How Federal Funds for Safe School Reopenings Would Pay Off
Money spent now to reopen schools would boost incomes of current K-12 students later, and the entire economy, for decades
Safe reopening of K-12 classrooms in the United States depends on several things, health experts and school officials say. Foremost, the growing pandemic needs to be reigned in, so there is less chance of spread in schools. But the coronavirus won’t be gone by fall, and it fact it’s likely to get worse, so experts say schools need to make significant changes to how they operate, and hire staff to handle new ways of educating and caring for kids.
But as I reported earlier this week, school districts simply do not have the funds to tackle the extensive mitigation efforts needed.
To recap the challenge, pre-K-12 schools across the country need somewhere between $117 billion and $245 billion, based on separate estimates from the American Federation of Teachers and the Council of Chief State School Officers. The money is needed for “instructional staff, distance learning, before- and after-school care, transportation, personal protective equipment, cleaning and health supplies, health staffing, custodial and cleaning staff, meeting children’s social and emotional needs and additional academic support for students.”
Because state tax revenues have plummeted along with the economy, budgets are being slashed, and most schools simply don’t have the money to do what the health experts say needs to be done. So educators are pleading for help from the federal government, a request that so far has been largely ignored. Adding to the misery educators are going through, today President Trump threatened to cut off existing federal aid to schools if they refuse to fully open.
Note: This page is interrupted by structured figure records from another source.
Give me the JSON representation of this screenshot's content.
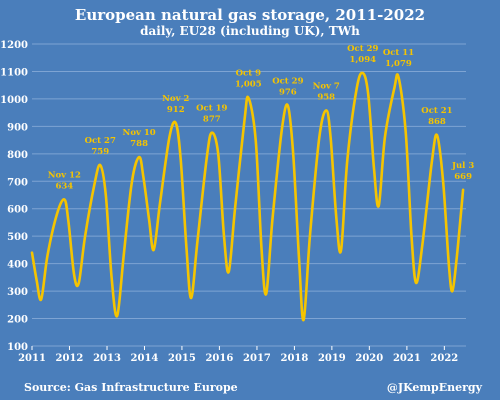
{
  "chart_data": {
    "type": "line",
    "title": "European natural gas storage, 2011-2022",
    "subtitle": "daily, EU28 (including UK), TWh",
    "x_ticks": [
      "2011",
      "2012",
      "2013",
      "2014",
      "2015",
      "2016",
      "2017",
      "2018",
      "2019",
      "2020",
      "2021",
      "2022"
    ],
    "y_ticks": [
      "100",
      "200",
      "300",
      "400",
      "500",
      "600",
      "700",
      "800",
      "900",
      "1000",
      "1100",
      "1200"
    ],
    "ylim": [
      100,
      1200
    ],
    "xlim": [
      "2011-01-01",
      "2022-07-31"
    ],
    "grid": "horizontal",
    "line_color": "#f5c400",
    "series": [
      {
        "values": [
          [
            "2011-01-01",
            440
          ],
          [
            "2011-02-15",
            340
          ],
          [
            "2011-04-01",
            270
          ],
          [
            "2011-06-01",
            430
          ],
          [
            "2011-09-01",
            580
          ],
          [
            "2011-11-12",
            634
          ],
          [
            "2011-12-20",
            560
          ],
          [
            "2012-02-15",
            360
          ],
          [
            "2012-04-01",
            330
          ],
          [
            "2012-06-01",
            500
          ],
          [
            "2012-09-01",
            690
          ],
          [
            "2012-10-27",
            759
          ],
          [
            "2012-12-20",
            650
          ],
          [
            "2013-02-15",
            350
          ],
          [
            "2013-04-10",
            210
          ],
          [
            "2013-06-15",
            440
          ],
          [
            "2013-09-01",
            700
          ],
          [
            "2013-11-10",
            788
          ],
          [
            "2013-12-20",
            720
          ],
          [
            "2014-02-15",
            560
          ],
          [
            "2014-04-01",
            450
          ],
          [
            "2014-06-01",
            620
          ],
          [
            "2014-09-01",
            860
          ],
          [
            "2014-11-02",
            912
          ],
          [
            "2014-12-20",
            780
          ],
          [
            "2015-02-15",
            450
          ],
          [
            "2015-04-01",
            275
          ],
          [
            "2015-06-01",
            480
          ],
          [
            "2015-09-01",
            790
          ],
          [
            "2015-10-19",
            877
          ],
          [
            "2015-12-20",
            800
          ],
          [
            "2016-02-15",
            500
          ],
          [
            "2016-04-01",
            370
          ],
          [
            "2016-06-01",
            600
          ],
          [
            "2016-09-01",
            920
          ],
          [
            "2016-10-09",
            1005
          ],
          [
            "2016-12-20",
            850
          ],
          [
            "2017-02-15",
            450
          ],
          [
            "2017-04-01",
            290
          ],
          [
            "2017-06-01",
            560
          ],
          [
            "2017-09-01",
            890
          ],
          [
            "2017-10-29",
            976
          ],
          [
            "2017-12-20",
            800
          ],
          [
            "2018-02-15",
            420
          ],
          [
            "2018-04-01",
            195
          ],
          [
            "2018-06-01",
            500
          ],
          [
            "2018-09-01",
            860
          ],
          [
            "2018-11-07",
            958
          ],
          [
            "2018-12-20",
            860
          ],
          [
            "2019-02-15",
            560
          ],
          [
            "2019-04-01",
            450
          ],
          [
            "2019-06-01",
            780
          ],
          [
            "2019-09-01",
            1040
          ],
          [
            "2019-10-29",
            1094
          ],
          [
            "2019-12-20",
            1020
          ],
          [
            "2020-02-15",
            750
          ],
          [
            "2020-04-01",
            610
          ],
          [
            "2020-06-01",
            860
          ],
          [
            "2020-09-01",
            1040
          ],
          [
            "2020-10-11",
            1079
          ],
          [
            "2020-12-20",
            880
          ],
          [
            "2021-02-15",
            500
          ],
          [
            "2021-04-01",
            330
          ],
          [
            "2021-06-01",
            470
          ],
          [
            "2021-09-01",
            770
          ],
          [
            "2021-10-21",
            868
          ],
          [
            "2021-12-20",
            700
          ],
          [
            "2022-02-15",
            390
          ],
          [
            "2022-03-20",
            300
          ],
          [
            "2022-05-01",
            420
          ],
          [
            "2022-07-03",
            669
          ]
        ]
      }
    ],
    "annotations": [
      {
        "date": "2011-11-12",
        "value": 634,
        "label_date": "Nov 12",
        "label_value": "634"
      },
      {
        "date": "2012-10-27",
        "value": 759,
        "label_date": "Oct 27",
        "label_value": "759"
      },
      {
        "date": "2013-11-10",
        "value": 788,
        "label_date": "Nov 10",
        "label_value": "788"
      },
      {
        "date": "2014-11-02",
        "value": 912,
        "label_date": "Nov 2",
        "label_value": "912"
      },
      {
        "date": "2015-10-19",
        "value": 877,
        "label_date": "Oct 19",
        "label_value": "877"
      },
      {
        "date": "2016-10-09",
        "value": 1005,
        "label_date": "Oct 9",
        "label_value": "1,005"
      },
      {
        "date": "2017-10-29",
        "value": 976,
        "label_date": "Oct 29",
        "label_value": "976"
      },
      {
        "date": "2018-11-07",
        "value": 958,
        "label_date": "Nov 7",
        "label_value": "958"
      },
      {
        "date": "2019-10-29",
        "value": 1094,
        "label_date": "Oct 29",
        "label_value": "1,094"
      },
      {
        "date": "2020-10-11",
        "value": 1079,
        "label_date": "Oct 11",
        "label_value": "1,079"
      },
      {
        "date": "2021-10-21",
        "value": 868,
        "label_date": "Oct 21",
        "label_value": "868"
      },
      {
        "date": "2022-07-03",
        "value": 669,
        "label_date": "Jul 3",
        "label_value": "669"
      }
    ]
  },
  "footer": {
    "source": "Source: Gas Infrastructure Europe",
    "credit": "@JKempEnergy"
  },
  "colors": {
    "background": "#4a7ebb",
    "line": "#f5c400",
    "annotation": "#f5c400",
    "text": "#ffffff",
    "grid": "#7ea4d3"
  }
}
Opening schools without serious and costly mitigation measures to prevent outbreaks, would be dangerous for children (yes, children are not immune from severe Covid-19 effects and death). Teachers, support staff and parents would also be at greater risk of infection.
As new cases of the disease skyrocket across the nation, efforts to combat the pandemic are back to square one, and the whole notion of reopening classrooms without monumental changes for the safety of children and educators goes against the advice of leading health experts and scientists who understand the transmission means and physical effects of Covid-19.
“The clock has been reset back 90 days to when the U.S. was heading towards its first peak,” says Mark Cameron, Mark Cameron, PhD, an immunologist and medical researcher in the School of Medicine at Case Western Reserve University in Ohio. “However we proceed with schooling our children this fall, if any different from the decisions made last spring, it will constitute an uncomfortable social and public health experiment for many in the U.S.,” Cameron tells me.
Yet as I reported previously, keeping schools closed would have a disastrous effect on the students’ education — online education is just not as effective, and dropout rates would rise — and on many parents’ ability to return to work, and therefore on the entire economy.
Big return on investment
One analysis flips that around and makes a simple economic case for federal funds: Money spent by the federal government to safely reopen schools would, if successful, more than pay off for decades to come.
Here’s the math and the logic:
If the entire school year is online only across the entire country, the economic impacts would follow K-12 students in reduced earnings throughout their lives, to the tune of $195 billion a year, due to sub-par learning via the online approach, plus dropouts, according to an analysis by McKinsey & Company, a research firm.
The effect would be worse among minorities, further widening the wealth gap that favors white people.
In that online scenario, McKinsey also projects some $395 billion in annual loss to the U.S. economy, as measured by GDP, come 2040, when all the current, soon-to-be less educated K-12 students would be in the workforce and American competitiveness would suffer on the global stage. None of these estimates account for other drags on the economy, like parents being unable to go to work, thus unable to spend.
“It would be valuable for political leaders to spend a day in some of the terribly difficult planning sessions that are going on in school districts around the country to see first hand about the challenges around opening schools,” Dr. Tom Inglesby, director of the Center for Health Security at the Johns Hopkins Bloomberg School of Public Health, tweeted yesterday.
From the beginning of this pandemic, politicians have weighed health and safety against economics. If the White House and Congress can come together and fund school reopenings, they might just serve both.